Among Addario’s difficult experiences, sexual assault is a big theme. There are two instances in this book that stick out. The first being when she was documenting Pakistani men dousing, “effigies of President Bush in kerosene and ignited their lighters, screaming, ‘Down, down America’” (73). Addario was dressed like Muslim woman, but the Pakistani men could tell she was foreign since she was carrying a camera. She says, “I tried not to make a scene in front of my peers. I didn’t want my gender to determine whether or not I could cover breaking news, so I continued photographing, ignoring the sweeping hands on my butt, the occasional grab” (73).
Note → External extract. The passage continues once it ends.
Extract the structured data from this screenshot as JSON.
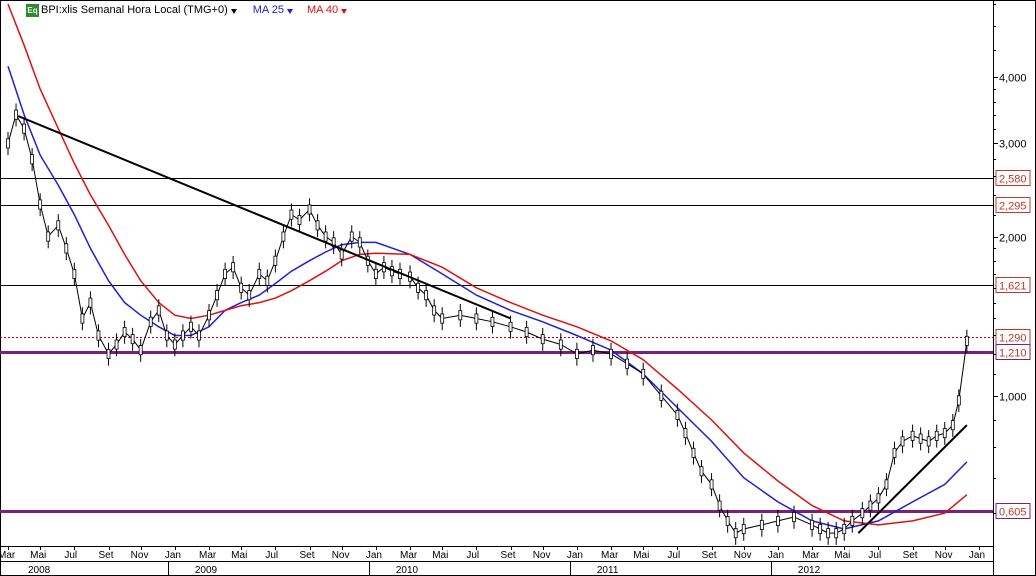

As she tries to continue photographing this event more and more men start to grope her. She explains that the grabs become more and more aggressive, going “butt to crotch, back to front” (74). She tried to make them realize what they are doing is shameful. “I turned around, ‘Haram! Don’t you have sisters? Mothers? Aren’t you Pakistani men Muslim? Would you allow another man to treat your sister or mother like this?’” (74). She knew that what they were doing was unacceptable in their religion, but since she was foreign, they got to have a “free-pass”.

The second instance was when she was kidnapped in Libya. For Addario, this was one of the first times in her life where she feared rape (222). Throughout the time she was kidnapped with her other colleagues, they were abused and assaulted so many times, but Addario was never raped. She was groped and touched everywhere, but not raped. To the Libyan government this was important. Once Addario and her colleagues were “released” to the Foreign Ministry, an interpreter asked her if she was OK and if the Libyan soldiers touched her. The conversation went like this, “Yes they touched me. Every soldier in Libya touched me.’ ‘But were you raped?’ he persisted. ‘No. I was not raped. I was touched, punched, pushed around, but no one took my clothes off.’ ‘Oh, good.’ His body language immediately relaxed” (233). How does getting sexually assaulted every which way other than rape warrant relief? Does this man care about what she went through, or was he just worried about the PR drama that the Libyan government would have to go through? This was the first experience outside her kidnapping that she had some sort of security. This man first came across as nurturing, but as soon as he knew she wasn’t raped he essentially invalidated what she was put through. Just because someone foreign is portrayed a certain way does not give you the right to use them for your pleasure.

Addario has witnessed more than what the average human could handle. She has witnessed war, genocide, sexual assault, starvation, and death. The world we live in is broken. The truth is sometimes very difficult to capture. There are a lot of dark things in the world that leave marks once people experience them. But despite the censorship, sexual assault, and all the darkness in the world she has witnessed and experienced, she ends here book with this: “I choose to live in peace and witness war—to experience the worst in people but to remember the beauty” (269).

 

Works Cited

Addario, Lynsey. It’s What I Do: A Photographer’s Life of Love and War. Penguin Books, 2015.